La Commission avait déjà émis de "sérieuses inquiétudes" le 18 mai dernier lors de l'adoption du projet de loi 78 par l'Assemblée nationale. Elle s'était ainsi engagée à l'analyser.

C'est désormais chose faite. Dans une étude de 56 pages, la Commission revient notamment sur les articles 12 à 31 de la Loi qui portent atteinte, selon elle, directement ou indirectement, aux libertés fondamentales, soit les libertés de conscience, d'opinion, d'expression, de réunion pacifique et d'association garanties par la Charte.

"Ces articles de la Loi ne répondent pas au test de justification découlant de la jurisprudence de la Cour suprême en application de l'article 9.1 de la Charte, apprend-t-on. Ces articles de la Loi devraient par conséquent être déclarés inapplicables en droit, puisque le législateur n'y a pas dérogé expressément, conformément à l'article 52 de la Charte."

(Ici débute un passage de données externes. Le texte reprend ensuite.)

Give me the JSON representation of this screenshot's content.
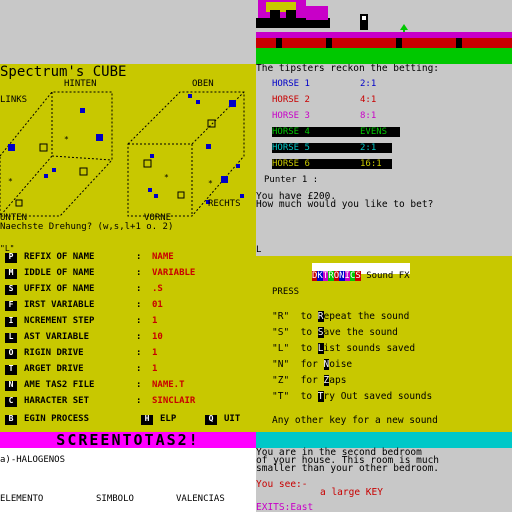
{
  "colors": {
    "yellow_bg": "#c8c800",
    "gray_bg": "#c8c8c8",
    "magenta": "#ff00ff",
    "cyan": "#00c8c8",
    "green": "#00c800",
    "red": "#c80000",
    "blue": "#0000c8",
    "white": "#ffffff",
    "black": "#000000"
  },
  "game_scene": {
    "description_icons": [
      "truck-icon",
      "player-sprite-icon",
      "plant-icon"
    ]
  },
  "cube_panel": {
    "title": "Spectrum's CUBE",
    "label_hinten": "HINTEN",
    "label_oben": "OBEN",
    "label_links": "LINKS",
    "label_unten": "UNTEN",
    "label_vorne": "VORNE",
    "label_rechts": "RECHTS",
    "prompt": "Naechste Drehung? (w,s,l+1 o. 2)"
  },
  "betting_panel": {
    "header": "The tipsters reckon the betting:",
    "horses": [
      {
        "name": "HORSE 1",
        "odds": "2:1",
        "color": "#0000c8"
      },
      {
        "name": "HORSE 2",
        "odds": "4:1",
        "color": "#c80000"
      },
      {
        "name": "HORSE 3",
        "odds": "8:1",
        "color": "#c800c8"
      },
      {
        "name": "HORSE 4",
        "odds": "EVENS",
        "color": "#00c800"
      },
      {
        "name": "HORSE 5",
        "odds": "2:1",
        "color": "#00c8c8"
      },
      {
        "name": "HORSE 6",
        "odds": "16:1",
        "color": "#c8c800"
      }
    ],
    "punter": "Punter 1 :",
    "money_line": "You have £200.",
    "question": "How much would you like to bet?",
    "cursor": "L"
  },
  "tas_panel": {
    "top_line": "\"L\"",
    "menu": [
      {
        "key": "P",
        "label": "REFIX OF NAME",
        "value": "NAME"
      },
      {
        "key": "M",
        "label": "IDDLE OF NAME",
        "value": "VARIABLE"
      },
      {
        "key": "S",
        "label": "UFFIX OF NAME",
        "value": ".S"
      },
      {
        "key": "F",
        "label": "IRST VARIABLE",
        "value": "01"
      },
      {
        "key": "I",
        "label": "NCREMENT STEP",
        "value": "1"
      },
      {
        "key": "L",
        "label": "AST VARIABLE",
        "value": "10"
      },
      {
        "key": "O",
        "label": "RIGIN DRIVE",
        "value": "1"
      },
      {
        "key": "T",
        "label": "ARGET DRIVE",
        "value": "1"
      },
      {
        "key": "N",
        "label": "AME TAS2 FILE",
        "value": "NAME.T"
      },
      {
        "key": "C",
        "label": "HARACTER SET",
        "value": "SINCLAIR"
      }
    ],
    "bottom": {
      "begin_key": "B",
      "begin_label": "EGIN PROCESS",
      "help_key": "H",
      "help_label": "ELP",
      "quit_key": "Q",
      "quit_label": "UIT"
    },
    "banner": "SCREENTOTAS2!"
  },
  "sound_panel": {
    "title_brand": "DKTRONICS",
    "title_rest": " Sound FX",
    "press": "PRESS",
    "options": [
      {
        "key": "\"R\"",
        "pre": "to ",
        "hot": "R",
        "post": "epeat the sound"
      },
      {
        "key": "\"S\"",
        "pre": "to ",
        "hot": "S",
        "post": "ave the sound"
      },
      {
        "key": "\"L\"",
        "pre": "to ",
        "hot": "L",
        "post": "ist sounds saved"
      },
      {
        "key": "\"N\"",
        "pre": "for ",
        "hot": "N",
        "post": "oise"
      },
      {
        "key": "\"Z\"",
        "pre": "for ",
        "hot": "Z",
        "post": "aps"
      },
      {
        "key": "\"T\"",
        "pre": "to ",
        "hot": "T",
        "post": "ry Out saved sounds"
      }
    ],
    "any_key": "Any other key for a new sound"
  },
  "chem_panel": {
    "line1": "a)-HALOGENOS",
    "col1": "ELEMENTO",
    "col2": "SIMBOLO",
    "col3": "VALENCIAS"
  },
  "adventure_panel": {
    "line1": "You are in the second bedroom",
    "line2": "of your house. This room is much",
    "line3": "smaller than your other bedroom.",
    "see": "You see:-",
    "item": "a large KEY",
    "exits": "EXITS:East"
  }
}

La Commission a dressé une liste des articles qu'elle juge contraires à la Charte. Elle relève ainsi :
  • L'article 13 parce qu'il "porte atteinte aux libertés d'expression, de réunion pacifique et d'association; formulé en termes larges et imprécis, il interdit des gestes et des activités protégés par les garanties relatives aux libertés fondamentales".
  • L'article 14 parce qu'il "porte atteinte à la liberté de réunion pacifique et, de ce fait, aux libertés d'expression et d'association en interdisant tout rassemblement à l'intérieur d'un édifice où sont dispensés des services d'enseignement, sur le terrain ou dans un rayon de 50 mètres des limites externes de celui-ci".
  • Les articles 12 à 14 parce qu'ils "portent atteinte à la liberté de conscience des personnes visées en les obligeant à passer outre à leur sentiment de solidarité et à leur conviction".
  • L'article 15 parce qu'il "porte atteinte à la liberté d'association en imposant aux associations visées un principe distinct de responsabilité, comprenant une obligation de moyen eu égard à un contrôle qu'elles n'ont pas, ni en fait ni en droit, sur leurs membres".
  • Les articles 16 et 17 parce qu'ils "portent atteinte aux libertés d'expression et de réunion pacifique en instaurant un régime de déclaration préalable pour toute manifestation de 50 personnes ou plus".
  • Les articles 18 à 31 parce qu'ils "portent atteinte aux libertés d'expression, de réunion pacifique et d'association en raison notamment de la sévérité des sanctions et du doute qu'ils soulèvent quant à ce qui est permis ou non".